113rd Auction

2025/11/8

Lot 155

Moricand & Degrange

A magnificent Geneva gold enamel verge pocket watch "à quatre couleurs", set with turquoises and amethysts

Sold

estimated
2.5004.000 €
Price realized
4.800 €
specific features
Case
18 kt gold, turquoise, amethyst, enamel.
Dial
Silver, eccentric dial, guilloché centre, four-colour gold decoration.
Movement
Full plate movement, chain/fusee, verge escapement, three-arm brass balance.
Case no.57470
Diam.42 mm
Circa1829
Ctry.Switzerland
Wt.50 g


The back of this magnificent gold pocket watch is satin-finished, decorated with granulated gold décor, and set with turquoise. At its centre rise five three-dimensional tulips in white enamel with dark gold stems and light gold leaves, framed by six cut amethysts and entwined by two gold-scaled snakes in black-and-white champlevé enamel.
The bezel, pendant, and bow are decorated with chased floral scrolls in three-colour gold. The chased silver dial features a small Roman chapter ring with a central guilloche pattern, eccentrically placed to give the ornamentation more room. The signature plaque at 12 o’clock is flanked by two vines of stamped and engraved roses, vine leaves, and grapes in high relief and three-colour gold.
Provenance: Lukas Stolberg collection. This watch is illustrated and described in his book "Ich trage, wo ich gehe, stets eine Uhr bei mir. Die Taschenuhr im Wandel der Zeit" (I always carry a watch with me wherever I go. The pocket watch through the ages), Klagenfurt 1980, p. 134.

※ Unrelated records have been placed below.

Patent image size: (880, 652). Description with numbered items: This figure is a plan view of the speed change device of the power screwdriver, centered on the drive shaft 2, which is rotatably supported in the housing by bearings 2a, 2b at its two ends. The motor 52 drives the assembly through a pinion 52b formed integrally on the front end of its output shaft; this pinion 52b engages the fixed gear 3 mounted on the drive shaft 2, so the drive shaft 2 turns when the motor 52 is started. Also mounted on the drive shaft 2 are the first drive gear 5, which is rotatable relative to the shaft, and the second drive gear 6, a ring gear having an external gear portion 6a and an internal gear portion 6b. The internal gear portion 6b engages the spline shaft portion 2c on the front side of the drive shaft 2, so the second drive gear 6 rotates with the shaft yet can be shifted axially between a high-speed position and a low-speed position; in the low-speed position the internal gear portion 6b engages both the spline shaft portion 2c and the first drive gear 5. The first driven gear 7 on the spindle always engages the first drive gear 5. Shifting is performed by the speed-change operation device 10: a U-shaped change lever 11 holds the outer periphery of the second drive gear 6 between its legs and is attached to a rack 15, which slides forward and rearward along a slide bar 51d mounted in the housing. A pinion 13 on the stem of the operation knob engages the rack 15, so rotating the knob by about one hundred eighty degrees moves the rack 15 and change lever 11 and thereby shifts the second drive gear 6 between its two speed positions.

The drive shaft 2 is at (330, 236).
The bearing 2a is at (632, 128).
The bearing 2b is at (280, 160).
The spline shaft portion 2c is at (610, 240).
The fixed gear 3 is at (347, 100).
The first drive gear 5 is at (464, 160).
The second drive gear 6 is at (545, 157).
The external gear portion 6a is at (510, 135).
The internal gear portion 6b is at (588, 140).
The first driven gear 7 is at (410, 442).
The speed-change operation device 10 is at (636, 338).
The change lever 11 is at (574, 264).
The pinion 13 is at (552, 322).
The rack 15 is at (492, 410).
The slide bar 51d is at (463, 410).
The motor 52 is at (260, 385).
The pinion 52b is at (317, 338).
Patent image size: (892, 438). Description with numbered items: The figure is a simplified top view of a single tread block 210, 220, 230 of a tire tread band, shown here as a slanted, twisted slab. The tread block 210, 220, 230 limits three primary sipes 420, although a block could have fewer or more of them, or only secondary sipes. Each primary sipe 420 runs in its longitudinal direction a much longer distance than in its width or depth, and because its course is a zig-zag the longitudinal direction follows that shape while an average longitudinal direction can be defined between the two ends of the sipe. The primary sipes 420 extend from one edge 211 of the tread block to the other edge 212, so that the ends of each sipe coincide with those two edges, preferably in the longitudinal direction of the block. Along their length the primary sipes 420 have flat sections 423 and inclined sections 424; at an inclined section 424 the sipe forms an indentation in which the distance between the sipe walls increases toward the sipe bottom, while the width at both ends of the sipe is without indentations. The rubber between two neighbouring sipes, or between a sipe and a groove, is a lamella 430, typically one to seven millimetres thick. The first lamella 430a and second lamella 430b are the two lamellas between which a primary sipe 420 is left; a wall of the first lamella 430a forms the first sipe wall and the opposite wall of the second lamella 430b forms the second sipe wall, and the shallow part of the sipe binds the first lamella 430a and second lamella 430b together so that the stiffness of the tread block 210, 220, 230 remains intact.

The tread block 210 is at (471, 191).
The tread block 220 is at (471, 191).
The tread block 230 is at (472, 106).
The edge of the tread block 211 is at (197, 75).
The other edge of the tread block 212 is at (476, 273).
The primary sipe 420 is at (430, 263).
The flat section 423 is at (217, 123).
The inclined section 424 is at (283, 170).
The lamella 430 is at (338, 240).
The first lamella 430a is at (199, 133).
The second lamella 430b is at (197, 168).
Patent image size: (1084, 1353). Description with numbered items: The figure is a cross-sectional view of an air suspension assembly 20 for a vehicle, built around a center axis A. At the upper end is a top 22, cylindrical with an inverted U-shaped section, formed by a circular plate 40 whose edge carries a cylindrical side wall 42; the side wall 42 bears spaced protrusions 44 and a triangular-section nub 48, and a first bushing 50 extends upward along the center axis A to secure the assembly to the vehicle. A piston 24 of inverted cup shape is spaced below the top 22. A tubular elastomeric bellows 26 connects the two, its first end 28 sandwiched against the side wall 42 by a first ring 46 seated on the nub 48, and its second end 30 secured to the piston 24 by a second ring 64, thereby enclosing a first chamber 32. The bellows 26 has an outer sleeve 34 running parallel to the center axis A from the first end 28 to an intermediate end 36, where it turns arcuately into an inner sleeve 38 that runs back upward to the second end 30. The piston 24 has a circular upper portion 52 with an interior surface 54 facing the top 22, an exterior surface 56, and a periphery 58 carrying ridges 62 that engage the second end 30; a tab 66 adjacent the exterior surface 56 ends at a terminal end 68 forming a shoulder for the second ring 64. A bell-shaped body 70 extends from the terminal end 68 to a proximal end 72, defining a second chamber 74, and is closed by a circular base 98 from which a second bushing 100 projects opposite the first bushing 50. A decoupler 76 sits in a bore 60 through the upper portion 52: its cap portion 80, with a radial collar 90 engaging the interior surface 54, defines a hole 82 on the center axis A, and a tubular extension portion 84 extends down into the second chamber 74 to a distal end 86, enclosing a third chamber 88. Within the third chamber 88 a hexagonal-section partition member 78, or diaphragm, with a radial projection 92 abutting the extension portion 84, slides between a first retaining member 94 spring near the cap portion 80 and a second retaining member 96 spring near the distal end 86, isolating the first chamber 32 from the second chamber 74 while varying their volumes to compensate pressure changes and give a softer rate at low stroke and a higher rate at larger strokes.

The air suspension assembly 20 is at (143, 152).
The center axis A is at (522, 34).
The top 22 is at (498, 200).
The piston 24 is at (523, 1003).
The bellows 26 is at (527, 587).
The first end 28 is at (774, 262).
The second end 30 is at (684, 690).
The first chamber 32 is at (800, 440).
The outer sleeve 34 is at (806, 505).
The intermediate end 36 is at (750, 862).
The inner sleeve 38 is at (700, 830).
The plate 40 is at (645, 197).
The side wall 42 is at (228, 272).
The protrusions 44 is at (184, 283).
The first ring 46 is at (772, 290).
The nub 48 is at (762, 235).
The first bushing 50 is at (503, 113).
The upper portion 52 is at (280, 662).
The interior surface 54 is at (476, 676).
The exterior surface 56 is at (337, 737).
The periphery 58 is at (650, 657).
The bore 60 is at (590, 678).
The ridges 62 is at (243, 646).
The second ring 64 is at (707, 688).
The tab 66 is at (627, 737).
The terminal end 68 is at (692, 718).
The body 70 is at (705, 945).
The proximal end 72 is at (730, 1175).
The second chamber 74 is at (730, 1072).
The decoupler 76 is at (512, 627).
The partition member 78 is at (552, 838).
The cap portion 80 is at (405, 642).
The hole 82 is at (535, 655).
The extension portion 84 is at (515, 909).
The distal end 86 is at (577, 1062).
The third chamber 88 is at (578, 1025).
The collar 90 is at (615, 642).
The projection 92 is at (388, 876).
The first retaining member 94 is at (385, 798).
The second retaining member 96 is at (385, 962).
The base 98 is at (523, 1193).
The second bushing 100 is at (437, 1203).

The Metropolitan Museums of Art owns another gold and enamel pocket watch with Champlevé ornamentation by Moricand & Degrange. Futher pocket watches are held in the Palazzo Falson Historic House Museum Collection in Malta and in the British Museum in London.
Swiss jewellers and watch retailers Moricand & Degrange were based in Geneva and active from around 1828 to 1845.
Moïse-Etienne Moricand, known as Stefano (1779-1854), was the owner of the company Moricand & Degrange and also a renowned natural scientist. He moved to Italy at a very young age to establish a watch retailing business. He visited primarily the regions of Tuscany, Naples and Venice, where he collected plants, butterflies, mussels and minerals and met with a number of Italian scientists. After his return to Geneva in 1814 Stefano became a member of the Société des Naturalistes and a partner in his father’s company at the Rue des Corps-Saints.
He was co-founder of the Musée d'Histoire Naturelle de Genève but in everyday life he worked as a merchant for Moricand & Degrange. We have no information on the business partner Degrange.
Stefano’s uncle Pierre François Moricand (1758-?) moved to Paris in 1797 and worked for "La manufacture d'horlogerie de Versailles" (1795-1801), also called "La fabrique d'horlogerie genevoise de Versailles", until the company went into administration. Pierre François Moricand was married to the sister of famous miniature painter Jeanne-Marie Glaesner (1762-1823).